The counterparty map: RedBird IMI (seller) collects £575M from Axel Springer (buyer). KKR already exited on the other side of the split, walking away from the media business it helped fund since 2019.
The AI dimension: Axel Springer has a public licensing deal with OpenAI — one of the first publisher deals, announced December 2023. The Telegraph has signed zero AI licensing deals. It hasn't sued anyone either. It's been a pure holdout.

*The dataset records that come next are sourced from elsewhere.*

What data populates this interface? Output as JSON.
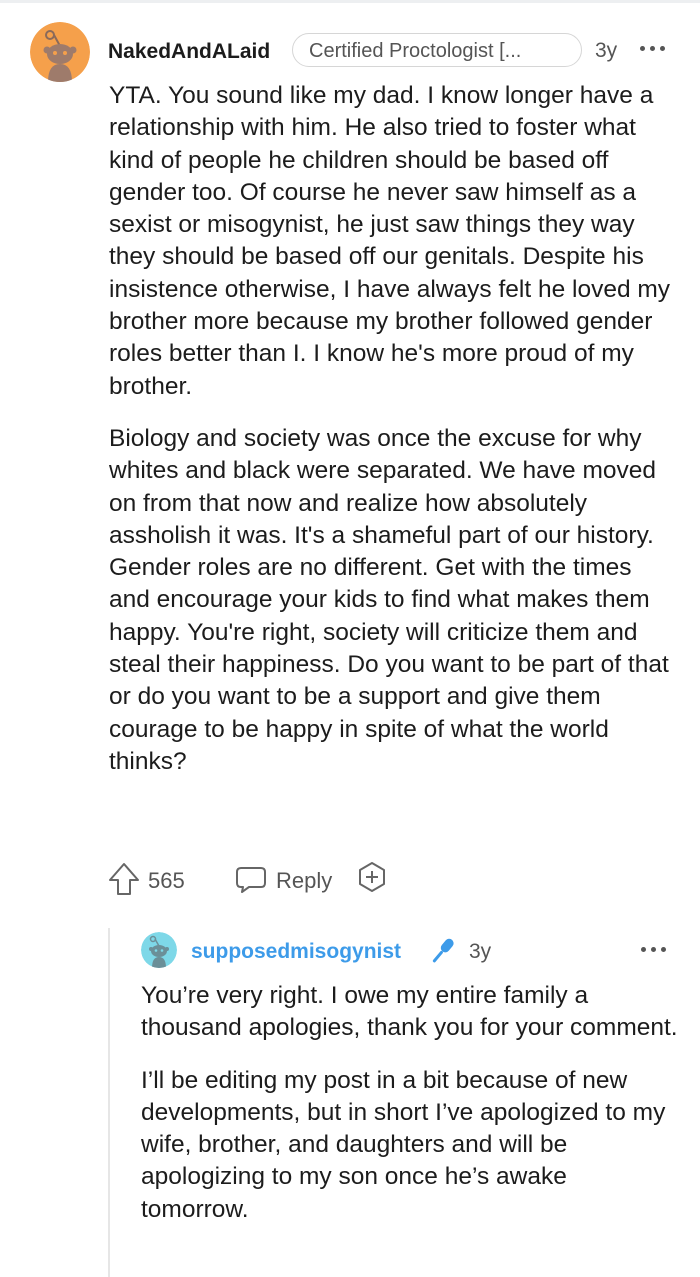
{
  "comment": {
    "username": "NakedAndALaid",
    "flair": "Certified Proctologist [...",
    "age": "3y",
    "paragraphs": [
      "YTA. You sound like my dad. I know longer have a relationship with him. He also tried to foster what kind of people he children should be based off gender too. Of course he never saw himself as a sexist or misogynist, he just saw things they way they should be based off our genitals. Despite his insistence otherwise, I have always felt he loved my brother more because my brother followed gender roles better than I. I know he's more proud of my brother.",
      "Biology and society was once the excuse for why whites and black were separated. We have moved on from that now and realize how absolutely assholish it was. It's a shameful part of our history. Gender roles are no different. Get with the times and encourage your kids to find what makes them happy. You're right, society will criticize them and steal their happiness. Do you want to be part of that or do you want to be a support and give them courage to be happy in spite of what the world thinks?"
    ],
    "score": "565",
    "reply_label": "Reply",
    "avatar_color": "#f5a04b"
  },
  "reply": {
    "username": "supposedmisogynist",
    "age": "3y",
    "username_color": "#3d9be9",
    "avatar_color": "#7ed8e8",
    "paragraphs": [
      "You’re very right. I owe my entire family a thousand apologies, thank you for your comment.",
      "I’ll be editing my post in a bit because of new developments, but in short I’ve apologized to my wife, brother, and daughters and will be apologizing to my son once he’s awake tomorrow."
    ]
  },
  "icons": {
    "upvote": "upvote-arrow-icon",
    "reply": "speech-bubble-icon",
    "award": "award-plus-icon",
    "more": "more-dots-icon",
    "op_badge": "microphone-icon"
  }
}
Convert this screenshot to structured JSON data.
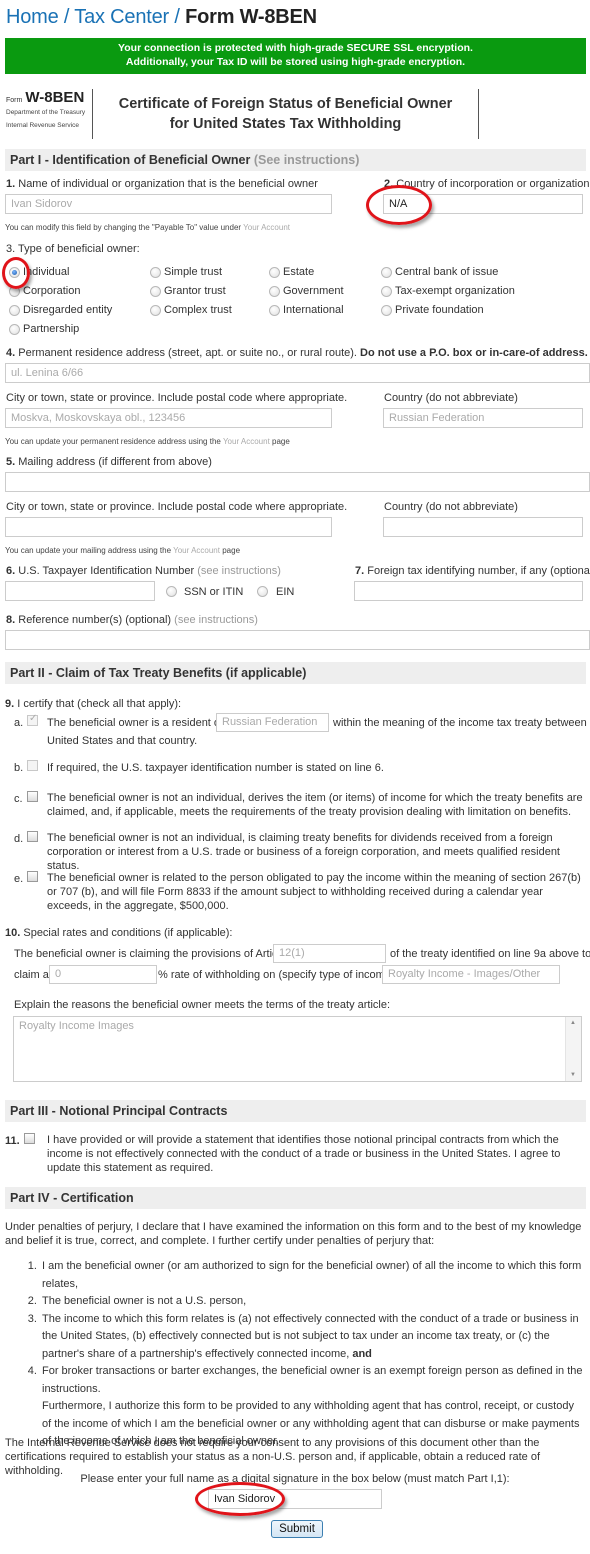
{
  "breadcrumb": {
    "home": "Home",
    "tax_center": "Tax Center",
    "current": "Form W-8BEN",
    "separator": "/"
  },
  "ssl_banner": {
    "line1": "Your connection is protected with high-grade SECURE SSL encryption.",
    "line2": "Additionally, your Tax ID will be stored using high-grade encryption.",
    "color": "#0a9a10"
  },
  "form_header": {
    "form_word": "Form",
    "form_name": "W-8BEN",
    "dept1": "Department of the Treasury",
    "dept2": "Internal Revenue Service",
    "title1": "Certificate of Foreign Status of Beneficial Owner",
    "title2": "for United States Tax Withholding"
  },
  "part1": {
    "title": "Part I - Identification of Beneficial Owner",
    "see": "(See instructions)",
    "q1_num": "1.",
    "q1_label": "Name of individual or organization that is the beneficial owner",
    "q1_value": "Ivan Sidorov",
    "q1_note_pre": "You can modify this field by changing the \"Payable To\" value under",
    "q1_note_link": "Your Account",
    "q2_num": "2.",
    "q2_label": "Country of incorporation or organization",
    "q2_value": "N/A",
    "q3_num": "3.",
    "q3_label": "Type of beneficial owner:",
    "owner_types": [
      {
        "label": "Individual",
        "checked": true
      },
      {
        "label": "Simple trust",
        "checked": false
      },
      {
        "label": "Estate",
        "checked": false
      },
      {
        "label": "Central bank of issue",
        "checked": false
      },
      {
        "label": "Corporation",
        "checked": false
      },
      {
        "label": "Grantor trust",
        "checked": false
      },
      {
        "label": "Government",
        "checked": false
      },
      {
        "label": "Tax-exempt organization",
        "checked": false
      },
      {
        "label": "Disregarded entity",
        "checked": false
      },
      {
        "label": "Complex trust",
        "checked": false
      },
      {
        "label": "International",
        "checked": false
      },
      {
        "label": "Private foundation",
        "checked": false
      },
      {
        "label": "Partnership",
        "checked": false
      }
    ],
    "q4_num": "4.",
    "q4_label": "Permanent residence address (street, apt. or suite no., or rural route).",
    "q4_bold": "Do not use a P.O. box or in-care-of address.",
    "q4_value": "ul. Lenina 6/66",
    "city_label": "City or town, state or province. Include postal code where appropriate.",
    "city_value": "Moskva, Moskovskaya obl., 123456",
    "country_label": "Country (do not abbreviate)",
    "country_value": "Russian Federation",
    "q4_note_pre": "You can update your permanent residence address using the",
    "q4_note_link": "Your Account",
    "q4_note_post": "page",
    "q5_num": "5.",
    "q5_label": "Mailing address (if different from above)",
    "q5_value": "",
    "mail_city_label": "City or town, state or province. Include postal code where appropriate.",
    "mail_city_value": "",
    "mail_country_label": "Country (do not abbreviate)",
    "mail_country_value": "",
    "q5_note_pre": "You can update your mailing address using the",
    "q5_note_link": "Your Account",
    "q5_note_post": "page",
    "q6_num": "6.",
    "q6_label": "U.S. Taxpayer Identification Number",
    "q6_see": "(see instructions)",
    "q6_value": "",
    "tin_types": [
      {
        "label": "SSN or ITIN",
        "checked": false
      },
      {
        "label": "EIN",
        "checked": false
      }
    ],
    "q7_num": "7.",
    "q7_label": "Foreign tax identifying number, if any (optional)",
    "q7_value": "",
    "q8_num": "8.",
    "q8_label": "Reference number(s) (optional)",
    "q8_see": "(see instructions)",
    "q8_value": ""
  },
  "part2": {
    "title": "Part II - Claim of Tax Treaty Benefits (if applicable)",
    "q9_num": "9.",
    "q9_label": "I certify that (check all that apply):",
    "items": [
      {
        "letter": "a.",
        "checked": true,
        "disabled": true,
        "text_pre": "The beneficial owner is a resident of",
        "input": "Russian Federation",
        "text_post": "within the meaning of the income tax treaty between the",
        "text_line2": "United States and that country."
      },
      {
        "letter": "b.",
        "checked": false,
        "disabled": true,
        "text": "If required, the U.S. taxpayer identification number is stated on line 6."
      },
      {
        "letter": "c.",
        "checked": false,
        "disabled": false,
        "text": "The beneficial owner is not an individual, derives the item (or items) of income for which the treaty benefits are claimed, and, if applicable, meets the requirements of the treaty provision dealing with limitation on benefits."
      },
      {
        "letter": "d.",
        "checked": false,
        "disabled": false,
        "text": "The beneficial owner is not an individual, is claiming treaty benefits for dividends received from a foreign corporation or interest from a U.S. trade or business of a foreign corporation, and meets qualified resident status."
      },
      {
        "letter": "e.",
        "checked": false,
        "disabled": false,
        "text": "The beneficial owner is related to the person obligated to pay the income within the meaning of section 267(b) or 707 (b), and will file Form 8833 if the amount subject to withholding received during a calendar year exceeds, in the aggregate, $500,000."
      }
    ],
    "q10_num": "10.",
    "q10_label": "Special rates and conditions (if applicable):",
    "q10_text1": "The beneficial owner is claiming the provisions of Article",
    "article_value": "12(1)",
    "q10_text2": "of the treaty identified on line 9a above to",
    "q10_text3": "claim a",
    "rate_value": "0",
    "q10_text4": "% rate of withholding on (specify type of income):",
    "income_type_value": "Royalty Income - Images/Other",
    "explain_label": "Explain the reasons the beneficial owner meets the terms of the treaty article:",
    "explain_value": "Royalty Income Images"
  },
  "part3": {
    "title": "Part III - Notional Principal Contracts",
    "q11_num": "11.",
    "q11_checked": false,
    "q11_text": "I have provided or will provide a statement that identifies those notional principal contracts from which the income is not effectively connected with the conduct of a trade or business in the United States. I agree to update this statement as required."
  },
  "part4": {
    "title": "Part IV - Certification",
    "intro": "Under penalties of perjury, I declare that I have examined the information on this form and to the best of my knowledge and belief it is true, correct, and complete. I further certify under penalties of perjury that:",
    "items": [
      "I am the beneficial owner (or am authorized to sign for the beneficial owner) of all the income to which this form relates,",
      "The beneficial owner is not a U.S. person,",
      "The income to which this form relates is (a) not effectively connected with the conduct of a trade or business in the United States, (b) effectively connected but is not subject to tax under an income tax treaty, or (c) the partner's share of a partnership's effectively connected income,",
      "For broker transactions or barter exchanges, the beneficial owner is an exempt foreign person as defined in the instructions."
    ],
    "item3_bold": "and",
    "furthermore": "Furthermore, I authorize this form to be provided to any withholding agent that has control, receipt, or custody of the income of which I am the beneficial owner or any withholding agent that can disburse or make payments of the income of which I am the beneficial owner.",
    "irs_note": "The Internal Revenue Service does not require your consent to any provisions of this document other than the certifications required to establish your status as a non-U.S. person and, if applicable, obtain a reduced rate of withholding.",
    "signature_label": "Please enter your full name as a digital signature in the box below (must match Part I,1):",
    "signature_value": "Ivan Sidorov",
    "submit_label": "Submit"
  },
  "annotations": {
    "highlight_color": "#e0141a"
  }
}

Döpfner's thesis is explicit: "Technological excellence and transformation with the best Artificial Intelligence tools is mission critical for this." He's not buying the Telegraph for its UK print circulation. He's buying its archive — since 1855 — and consolidating it under a group that already knows how to monetize content for AI training and display.
The Telegraph's archive, its subscriber base, and its editorial output now fall under the same AI licensing umbrella as Politico, Business Insider, Bild, and Die Welt. The holdout disappears into the consolidated portfolio. The deal requires UK government approval (DCMS review under foreign state influence rules) but both parties expect clearance.
One-time price: £575M. The recurring AI license revenue the Telegraph's content can now command under Axel Springer's existing deal structure: unknown, but it wasn't zero before and it won't be zero after.